Branding encompasses all the visual elements that tell people who your company is. This includes your packaging, your office stationery, business cards, and even the colors you use to decorate your office. Think of the red palm trees on the In N Out cups. Seeing that cup reminds a customer of the company and its brand without even seeing a logo.
Not only is your image visual, but it is also a part of customer perception. Providing customer service that they will remember also leads to a boost in your brand recognition. Think of Chick-fil-A employees who always reply with “My pleasure” to a simple “thank you”.
Your brand encompasses all of these things. It is the feeling people will get when they think of you. It is the tingling of their senses. Think about how your mouth starts to water when you think of a juicy burger and fresh salty fries from In N Out.

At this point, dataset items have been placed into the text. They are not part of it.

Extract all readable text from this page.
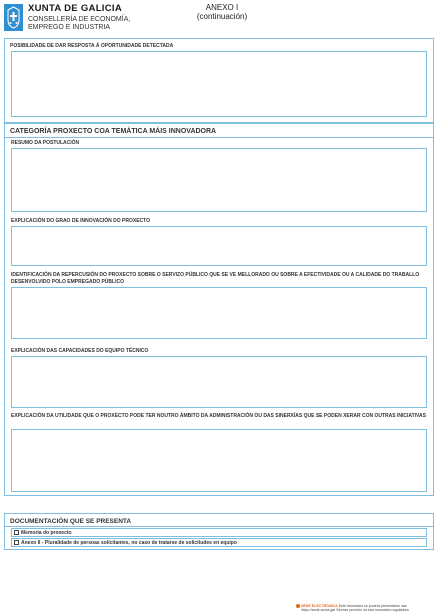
XUNTA DE GALICIA
CONSELLERÍA DE ECONOMÍA,
EMPREGO E INDUSTRIA
ANEXO I
(continuación)
POSIBILIDADE DE DAR RESPOSTA Á OPORTUNIDADE DETECTADA
CATEGORÍA PROXECTO COA TEMÁTICA MÁIS INNOVADORA
RESUMO DA POSTULACIÓN
EXPLICACIÓN DO GRAO DE INNOVACIÓN DO PROXECTO
IDENTIFICACIÓN DA REPERCUSIÓN DO PROXECTO SOBRE O SERVIZO PÚBLICO QUE SE VE MELLORADO OU SOBRE A EFECTIVIDADE OU A CALIDADE DO TRABALLO DESENVOLVIDO POLO EMPREGADO PÚBLICO
EXPLICACIÓN DAS CAPACIDADES DO EQUIPO TÉCNICO
EXPLICACIÓN DA UTILIDADE QUE O PROXECTO PODE TER NOUTRO ÁMBITO DA ADMINISTRACIÓN OU DAS SINERXÍAS QUE SE PODEN XERAR CON OUTRAS INICIATIVAS
DOCUMENTACIÓN QUE SE PRESENTA
Memoria do proxecto
Anexo II - Pluralidade de persoas solicitantes, no caso de tratarse de solicitudes en equipo
SEDE ELECTRÓNICA Este formulario só poderá presentarse nas
https://sede.xunta.gal Sinrese previsto na súa normativa reguladora
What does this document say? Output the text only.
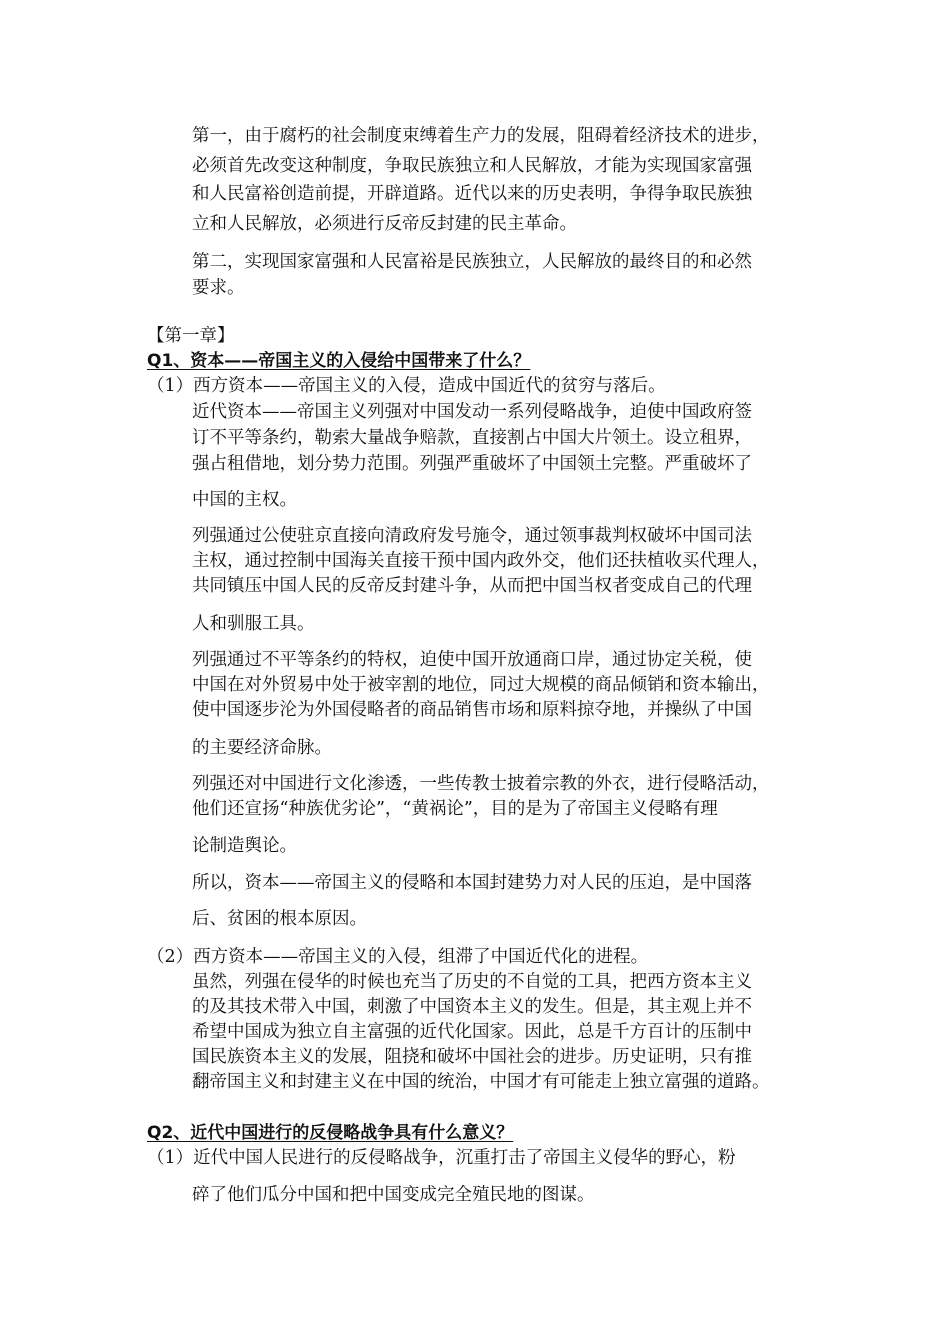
第一，由于腐朽的社会制度束缚着生产力的发展，阻碍着经济技术的进步，
必须首先改变这种制度，争取民族独立和人民解放，才能为实现国家富强
和人民富裕创造前提，开辟道路。近代以来的历史表明，争得争取民族独
立和人民解放，必须进行反帝反封建的民主革命。
第二，实现国家富强和人民富裕是民族独立，人民解放的最终目的和必然
要求。
【第一章】
Q1、资本——帝国主义的入侵给中国带来了什么？
（1）西方资本——帝国主义的入侵，造成中国近代的贫穷与落后。
近代资本——帝国主义列强对中国发动一系列侵略战争，迫使中国政府签
订不平等条约，勒索大量战争赔款，直接割占中国大片领土。设立租界，
强占租借地，划分势力范围。列强严重破坏了中国领土完整。严重破坏了
中国的主权。
列强通过公使驻京直接向清政府发号施令，通过领事裁判权破坏中国司法
主权，通过控制中国海关直接干预中国内政外交，他们还扶植收买代理人，
共同镇压中国人民的反帝反封建斗争，从而把中国当权者变成自己的代理
人和驯服工具。
列强通过不平等条约的特权，迫使中国开放通商口岸，通过协定关税，使
中国在对外贸易中处于被宰割的地位，同过大规模的商品倾销和资本输出，
使中国逐步沦为外国侵略者的商品销售市场和原料掠夺地，并操纵了中国
的主要经济命脉。
列强还对中国进行文化渗透，一些传教士披着宗教的外衣，进行侵略活动，
他们还宣扬“种族优劣论”，“黄祸论”，目的是为了帝国主义侵略有理
论制造舆论。
所以，资本——帝国主义的侵略和本国封建势力对人民的压迫，是中国落
后、贫困的根本原因。
（2）西方资本——帝国主义的入侵，组滞了中国近代化的进程。
虽然，列强在侵华的时候也充当了历史的不自觉的工具，把西方资本主义
的及其技术带入中国，刺激了中国资本主义的发生。但是，其主观上并不
希望中国成为独立自主富强的近代化国家。因此，总是千方百计的压制中
国民族资本主义的发展，阻挠和破坏中国社会的进步。历史证明，只有推
翻帝国主义和封建主义在中国的统治，中国才有可能走上独立富强的道路。
Q2、近代中国进行的反侵略战争具有什么意义？
（1）近代中国人民进行的反侵略战争，沉重打击了帝国主义侵华的野心，粉
碎了他们瓜分中国和把中国变成完全殖民地的图谋。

Let's look at this another way. Think of your business as a house. When people first arrive, the numbers on the door and the door itself tell them where they are (your logo). When they walk inside, the decor may be luxurious or simple, the colors bright or muted. The look of the room makes it easy to see whether the person should stand by the door, take a seat, or getaway as soon as possible (visual elements). Finally, someone either greets them pleasantly and offers them a seat and something to drink or leaves them standing and turns away, making them feel unwelcome. They either look forward to what is going to happen next or wish they hadn’t visited (your brand).
Communication and Emotion
Company branding is heavily influenced by communication. It is how you and your business make your customers feel and how well you communicate your purpose to them. A few important elements to think about are:
- Social media posts - Are your posts all about sales fishing or do you offer valuable insight into your business? Do your followers feel valued or do they feel it is all about you? Are your posts consistent in their content and visual style?
- Calls to action - What do you ask your customers to do? If you are all about giving to the community, do you only ask them to buy, buy, buy? Or do you have a catchphrase that encourages them to follow your example and also give to the community? They don't want your talk to be empty but instead want to see you walking the walk.

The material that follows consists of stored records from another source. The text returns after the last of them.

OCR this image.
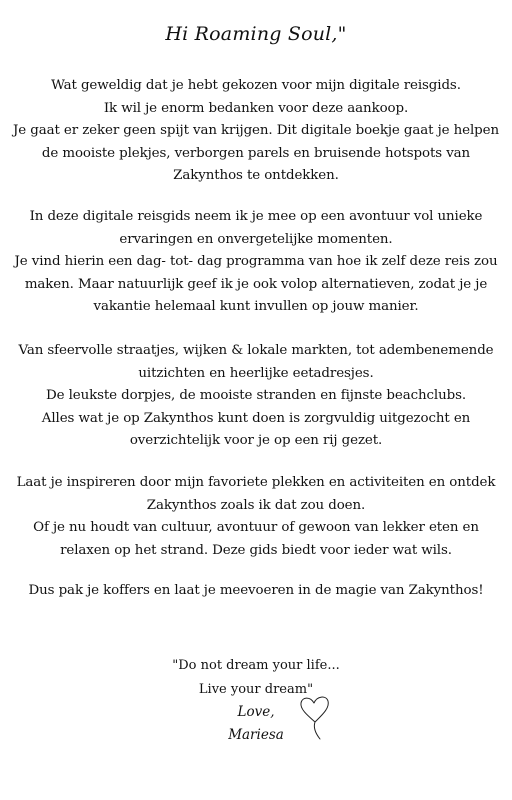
Hi Roaming Soul,"
Wat geweldig dat je hebt gekozen voor mijn digitale reisgids.
Ik wil je enorm bedanken voor deze aankoop.
Je gaat er zeker geen spijt van krijgen. Dit digitale boekje gaat je helpen
de mooiste plekjes, verborgen parels en bruisende hotspots van
Zakynthos te ontdekken.
In deze digitale reisgids neem ik je mee op een avontuur vol unieke
ervaringen en onvergetelijke momenten.
Je vind hierin een dag- tot- dag programma van hoe ik zelf deze reis zou
maken. Maar natuurlijk geef ik je ook volop alternatieven, zodat je je
vakantie helemaal kunt invullen op jouw manier.
Van sfeervolle straatjes, wijken & lokale markten, tot adembenemende
uitzichten en heerlijke eetadresjes.
De leukste dorpjes, de mooiste stranden en fijnste beachclubs.
Alles wat je op Zakynthos kunt doen is zorgvuldig uitgezocht en
overzichtelijk voor je op een rij gezet.
Laat je inspireren door mijn favoriete plekken en activiteiten en ontdek
Zakynthos zoals ik dat zou doen.
Of je nu houdt van cultuur, avontuur of gewoon van lekker eten en
relaxen op het strand. Deze gids biedt voor ieder wat wils.
Dus pak je koffers en laat je meevoeren in de magie van Zakynthos!
"Do not dream your life...
Live your dream"
Love,
Mariesa
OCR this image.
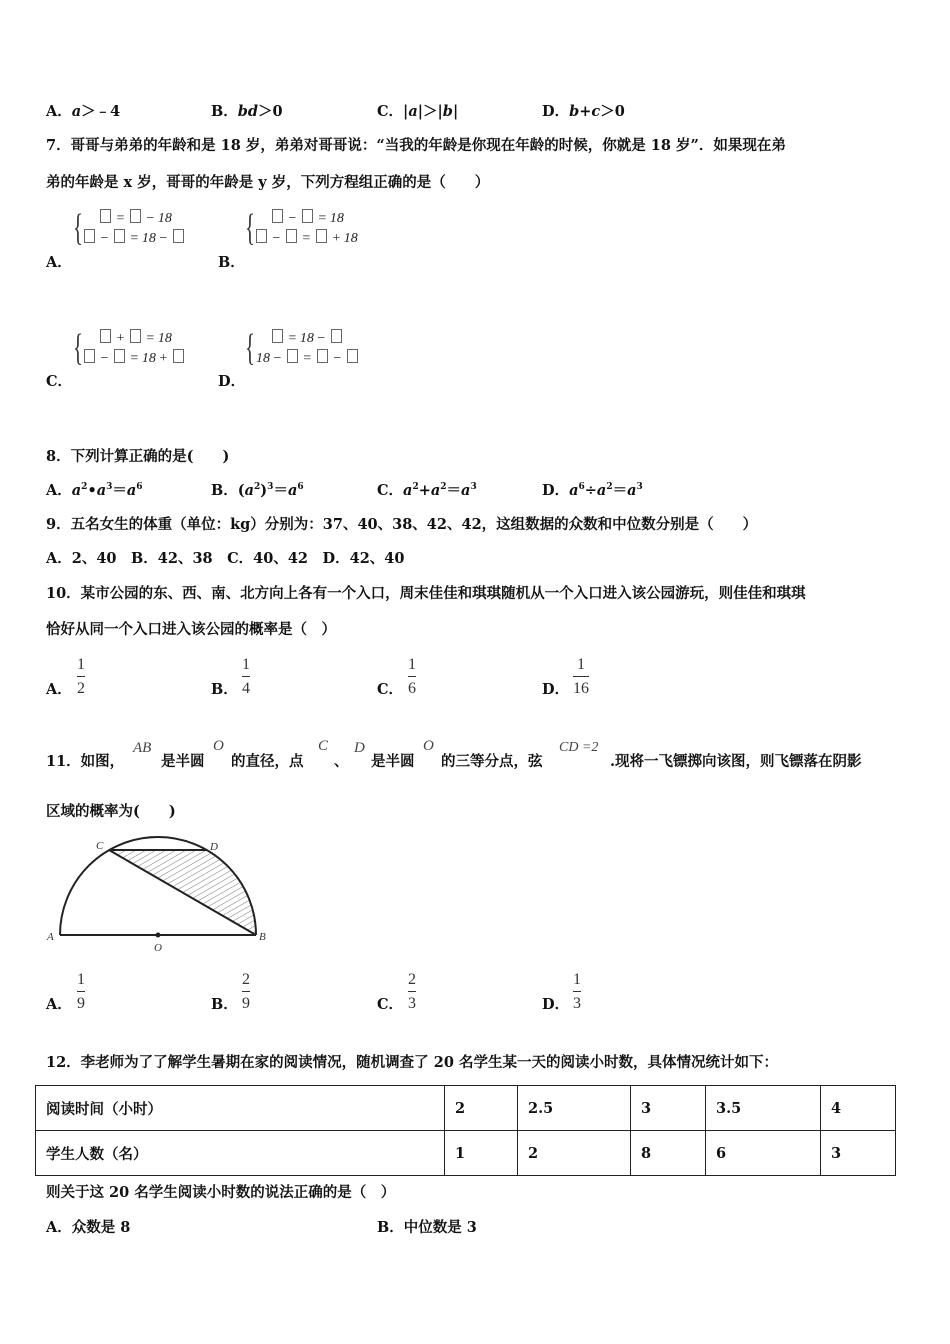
A．a＞﹣4	B．bd＞0	C．|a|＞|b|	D．b+c＞0
7．哥哥与弟弟的年龄和是 18 岁，弟弟对哥哥说：“当我的年龄是你现在年龄的时候，你就是 18 岁”．如果现在弟
弟的年龄是 x 岁，哥哥的年龄是 y 岁，下列方程组正确的是（　　）
{	=  − 18
−  = 18 −
A．
{	−  = 18
−  =  + 18
B．
{	+  = 18
−  = 18 +
C．
{	= 18 −
18 −  =  −
D．
8．下列计算正确的是(　　)
A．$a^2•a^3=a^6$	B．$(a^2)^3=a^6$	C．$a^2+a^2=a^3$	D．$a^6\div a^2=a^3$
9．五名女生的体重（单位：kg）分别为：37、40、38、42、42，这组数据的众数和中位数分别是（　　）
A．2、40　B．42、38　C．40、42　D．42、40
10．某市公园的东、西、南、北方向上各有一个入口，周末佳佳和琪琪随机从一个入口进入该公园游玩，则佳佳和琪琪
恰好从同一个入口进入该公园的概率是（　）
A．
1
2	B．
1
4	C．
1
6	D．
1
16
11．如图，
AB
是半圆
O
的直径，点
C
、
D
是半圆
O
的三等分点，弦
CD =2
.现将一飞镖掷向该图，则飞镖落在阴影
区域的概率为(　　)
A	B
C	D
O
A．
1
9	B．
2
9	C．
2
3	D．
1
3
12．李老师为了了解学生暑期在家的阅读情况，随机调查了 20 名学生某一天的阅读小时数，具体情况统计如下：
阅读时间（小时）	2	2.5	3	3.5	4
学生人数（名）	1	2	8	6	3
则关于这 20 名学生阅读小时数的说法正确的是（　）
A．众数是 8	B．中位数是 3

- Customer service - How are your phones answered? Do people feel you are willing to take the time to understand their problems? Are people left waiting for long periods of time on hold or faced with a computer that gives them too many choices? How do your customers feel after an interaction with your business?
- Actions of individual employees - Every single employee is a piece of your brand. Does the cleaning staff make sure the environment is clean and healthy? If someone is asked a question, do they take the time to ensure the answer is understood? Attitude is everything.

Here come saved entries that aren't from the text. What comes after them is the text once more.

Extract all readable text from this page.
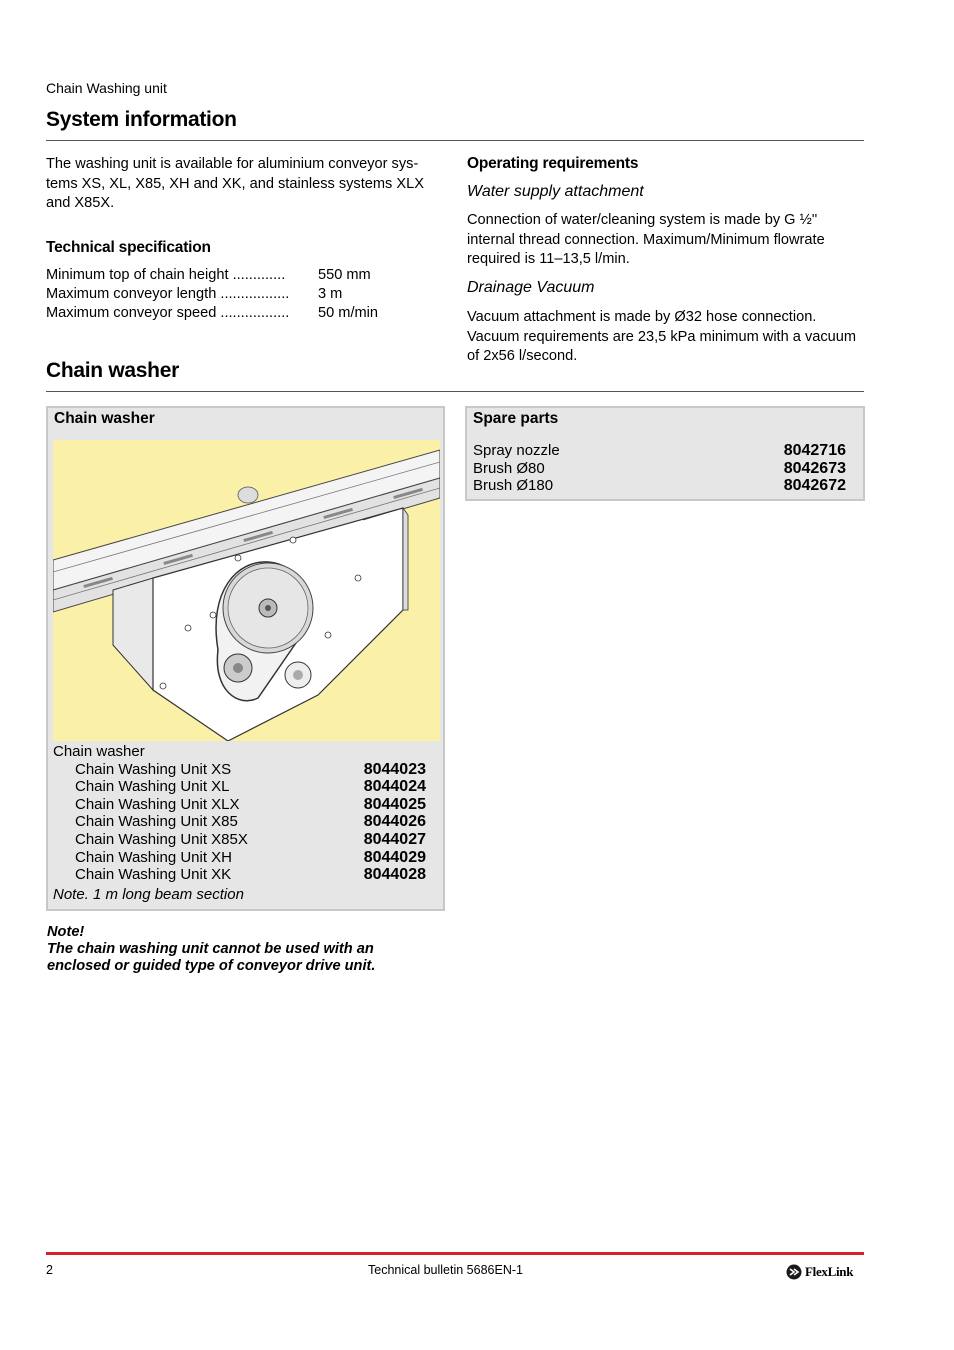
Chain Washing unit
System information
The washing unit is available for aluminium conveyor sys-tems XS, XL, X85, XH and XK, and stainless systems XLX and X85X.
Technical specification
Minimum top of chain height .............	550 mm
Maximum conveyor length .................	3 m
Maximum conveyor speed .................	50 m/min
Operating requirements
Water supply attachment
Connection of water/cleaning system is made by G ½'' internal thread connection. Maximum/Minimum flowrate required is 11–13,5 l/min.
Drainage Vacuum
Vacuum attachment is made by Ø32 hose connection. Vacuum requirements are 23,5 kPa minimum with a vacuum of 2x56 l/second.
Chain washer
Chain washer
Chain washer
Chain Washing Unit XS	8044023
Chain Washing Unit XL	8044024
Chain Washing Unit XLX	8044025
Chain Washing Unit X85	8044026
Chain Washing Unit X85X	8044027
Chain Washing Unit XH	8044029
Chain Washing Unit XK	8044028
Note. 1 m long beam section
Spare parts
Spray nozzle	8042716
Brush Ø80	8042673
Brush Ø180	8042672
Note!
The chain washing unit cannot be used with an
enclosed or guided type of conveyor drive unit.
2	Technical bulletin 5686EN-1	FlexLink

Every purchase is made based on emotion, even if the emotion is a subconscious one. How your potential customers feel when they hear your name or interact with you will determine whether or not your brand is "working". Company branding must start on the very basic level of conveying a particular emotion.
Take some time to figure out exactly what emotion you are trying to convey with your product or service. Start by creating a simple statement that says "My company is all about______." There is no right or wrong answer. Once you have a set goal in mind, then you can work on visual branding that presents that goal to your customers.